Inmates at a jail in South Wales have lodged a formal complaint with the prison authorities - because they want more sports channels on TV.
Prisoners at the Category B HMP Parc in Bridgend currently have access to Sky Sports 1 as a reward for "sustained good behaviour".
But the perk is not enough, according to reports, with criminals unhappy that they do not get Sky Sports 2 and 3 - which meant they missed out on Brighton's game against Liverpool in the Carling Cup last Wednesday.
The inmates' complaint to officials has been branded ridiculous by Conservative MP David Davies - who stressed that many people outside of prison could not afford the channels.
Mr Davies, MP for Monmouth, said: "I am aghast we are paying for prisoners to watch Sky TV. What next? Will prisoners be given a box at the Millennium Stadium for rugby matches?
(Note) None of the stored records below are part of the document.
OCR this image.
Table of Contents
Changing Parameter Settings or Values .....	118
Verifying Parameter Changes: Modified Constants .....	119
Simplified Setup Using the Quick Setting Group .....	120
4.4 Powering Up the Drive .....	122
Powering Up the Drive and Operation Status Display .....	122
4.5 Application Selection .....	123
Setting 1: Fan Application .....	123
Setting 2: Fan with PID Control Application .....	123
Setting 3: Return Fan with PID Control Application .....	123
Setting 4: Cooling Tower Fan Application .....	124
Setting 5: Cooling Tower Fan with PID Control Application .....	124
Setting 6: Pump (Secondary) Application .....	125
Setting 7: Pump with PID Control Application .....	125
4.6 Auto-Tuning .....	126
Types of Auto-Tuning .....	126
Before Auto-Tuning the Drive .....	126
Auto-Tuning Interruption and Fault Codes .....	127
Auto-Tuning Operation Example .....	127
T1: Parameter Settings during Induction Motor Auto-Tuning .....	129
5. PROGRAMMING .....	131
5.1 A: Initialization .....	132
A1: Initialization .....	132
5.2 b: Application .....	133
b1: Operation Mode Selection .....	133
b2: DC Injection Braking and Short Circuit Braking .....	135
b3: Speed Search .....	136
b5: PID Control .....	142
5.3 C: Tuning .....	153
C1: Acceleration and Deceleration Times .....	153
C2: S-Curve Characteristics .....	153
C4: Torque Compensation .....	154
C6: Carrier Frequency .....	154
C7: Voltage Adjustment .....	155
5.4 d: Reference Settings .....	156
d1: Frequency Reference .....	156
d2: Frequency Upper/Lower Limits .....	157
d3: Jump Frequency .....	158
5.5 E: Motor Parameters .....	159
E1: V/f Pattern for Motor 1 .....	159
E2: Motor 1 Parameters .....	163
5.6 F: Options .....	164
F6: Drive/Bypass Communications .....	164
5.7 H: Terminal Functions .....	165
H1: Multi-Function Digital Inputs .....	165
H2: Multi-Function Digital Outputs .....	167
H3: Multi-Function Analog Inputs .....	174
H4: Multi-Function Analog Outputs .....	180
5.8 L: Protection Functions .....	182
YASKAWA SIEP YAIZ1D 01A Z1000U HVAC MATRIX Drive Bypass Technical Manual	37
"People should not be put in prison to spend their days watching expensive satellite packages. They should be educated and learn skills for their rehabilitation when they come out.
"It beggars belief they are complaining about this - I haven't even got Sky Sports myself."
Sky charges premises such as prisons around £100 a month for the Sky Sports One package - with an upgrade to the full choice of channels costing a further £78 a month.
For a private house which already has Sky TV, adding the Sky Sports Pack with all channels costs £20 extra a month.
HMP Parc is Wales's only privately-run prison.
Operated by security firm G4S, it houses more than 1,000 convicted male adult prisoners as well as those on remand and convicted young offenders.
The prison is described by its owners as a "secure but modern environment", with a strong emphasis on reducing re-offending and "enabling individuals to fulfil their potential back in their local communities".
Its facilities include two floodlit all-weather five-a-side football pitches and a modern gym, as well as regular coaching sessions from Cardiff City Football Club.
A statement on HMP Parc's website reads: "We have one of the best prison sporting facilities in the country and it is widely used by both prisoners and staff."
Officials at the prison defended its rewards scheme - saying similar methods were widely used in jails across the UK.
A spokesman said: "The system used is designed to encourage good behaviour among inmates.
"Rewards are only offered where sustained good behaviour has been demonstrated.
"What we are doing at Parc is not different from methods used in prisons in the private and public sector.
"Some prisoners may complain about their lot, but that can happen when a person has a lot of spare time on their hands."